Why is your research important and how will it make a difference?
The research I’m doing has a broad focus from fundamental academic research projects, through upscaling, to direct translational research with industry partners stretching from advanced functional materials to the circular economy. I believe the most immediate and significant difference is my translational work with industry, particularly on textiles for a circular economy, leading to the innovation of new environmentally friendly processes, real-world products and the reduction of waste, which imparts direct tangible benefits to business, people, and society as a whole.
What are some of your career highlights?
My first role at IFM, I was tasked with investigating new applications for coarse wool waste for an industry partner. This resulted in the development and scale-up of a novel spinning technology from which I was able to produce a textile demonstrator.
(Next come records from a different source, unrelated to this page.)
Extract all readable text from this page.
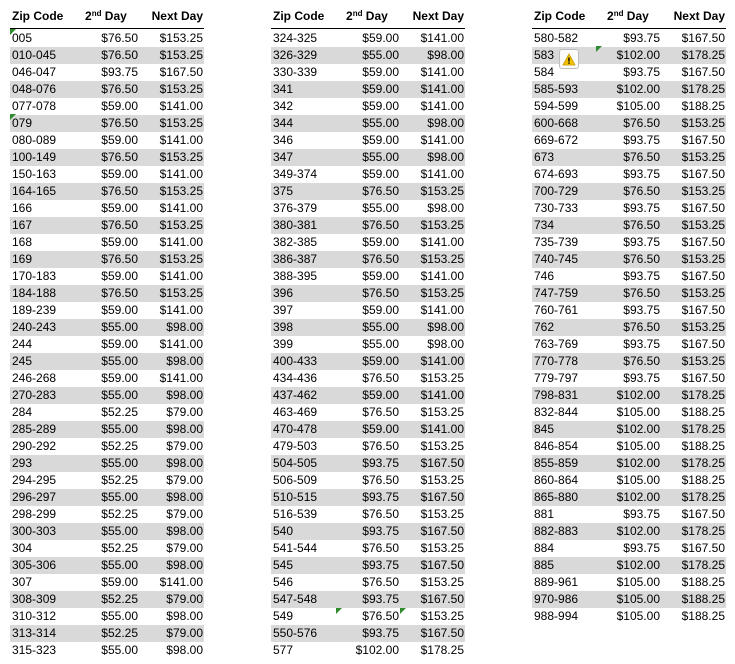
Zip Code 2nd Day Next Day
005	$76.50 $153.25
010-045	$76.50 $153.25
046-047	$93.75 $167.50
048-076	$76.50 $153.25
077-078	$59.00 $141.00
079	$76.50 $153.25
080-089	$59.00 $141.00
100-149	$76.50 $153.25
150-163	$59.00 $141.00
164-165	$76.50 $153.25
166	$59.00 $141.00
167	$76.50 $153.25
168	$59.00 $141.00
169	$76.50 $153.25
170-183	$59.00 $141.00
184-188	$76.50 $153.25
189-239	$59.00 $141.00
240-243	$55.00 $98.00
244	$59.00 $141.00
245	$55.00 $98.00
246-268	$59.00 $141.00
270-283	$55.00 $98.00
284	$52.25 $79.00
285-289	$55.00 $98.00
290-292	$52.25 $79.00
293	$55.00 $98.00
294-295	$52.25 $79.00
296-297	$55.00 $98.00
298-299	$52.25 $79.00
300-303	$55.00 $98.00
304	$52.25 $79.00
305-306	$55.00 $98.00
307	$59.00 $141.00
308-309	$52.25 $79.00
310-312	$55.00 $98.00
313-314	$52.25 $79.00
315-323	$55.00 $98.00
Zip Code 2nd Day Next Day
324-325	$59.00 $141.00
326-329	$55.00 $98.00
330-339	$59.00 $141.00
341	$59.00 $141.00
342	$59.00 $141.00
344	$55.00 $98.00
346	$59.00 $141.00
347	$55.00 $98.00
349-374	$59.00 $141.00
375	$76.50 $153.25
376-379	$55.00 $98.00
380-381	$76.50 $153.25
382-385	$59.00 $141.00
386-387	$76.50 $153.25
388-395	$59.00 $141.00
396	$76.50 $153.25
397	$59.00 $141.00
398	$55.00 $98.00
399	$55.00 $98.00
400-433	$59.00 $141.00
434-436	$76.50 $153.25
437-462	$59.00 $141.00
463-469	$76.50 $153.25
470-478	$59.00 $141.00
479-503	$76.50 $153.25
504-505	$93.75 $167.50
506-509	$76.50 $153.25
510-515	$93.75 $167.50
516-539	$76.50 $153.25
540	$93.75 $167.50
541-544	$76.50 $153.25
545	$93.75 $167.50
546	$76.50 $153.25
547-548	$93.75 $167.50
549	$76.50 $153.25
550-576	$93.75 $167.50
577	$102.00 $178.25
Zip Code 2nd Day Next Day
580-582	$93.75 $167.50
583	$102.00 $178.25
584	$93.75 $167.50
585-593	$102.00 $178.25
594-599	$105.00 $188.25
600-668	$76.50 $153.25
669-672	$93.75 $167.50
673	$76.50 $153.25
674-693	$93.75 $167.50
700-729	$76.50 $153.25
730-733	$93.75 $167.50
734	$76.50 $153.25
735-739	$93.75 $167.50
740-745	$76.50 $153.25
746	$93.75 $167.50
747-759	$76.50 $153.25
760-761	$93.75 $167.50
762	$76.50 $153.25
763-769	$93.75 $167.50
770-778	$76.50 $153.25
779-797	$93.75 $167.50
798-831	$102.00 $178.25
832-844	$105.00 $188.25
845	$102.00 $178.25
846-854	$105.00 $188.25
855-859	$102.00 $178.25
860-864	$105.00 $188.25
865-880	$102.00 $178.25
881	$93.75 $167.50
882-883	$102.00 $178.25
884	$93.75 $167.50
885	$102.00 $178.25
889-961	$105.00 $188.25
970-986	$105.00 $188.25
988-994	$105.00 $188.25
This has led to the company constructing a pilot-scale wet spinning facility for further commercial evaluation.
In 2020, I worked on upscaling research by Associate Professor Nolene Byrne to produce a textile demonstrator scarf (inspired by Doctor Who) to showcase the capabilities at IFM. This has led to much textile industry interest and my appointment to a new position in 2022 in Research Initiatives where I will assist with the development and promotion of circular economy research undertaken at IFM.
In 2021 I was awarded an IMCRC-Activate grant of $450,000 to investigate sustainable durable water repellent coatings to replace current durable water repellent coatings, which are often made from fluorinated petrochemicals. This project is the culmination of two years of discussions with a start-up company HumbleBee Bio, which is producing recombinant biopolymers in bioreactors derived from the genome of a solitary native bee that uses it as a material to line its nest.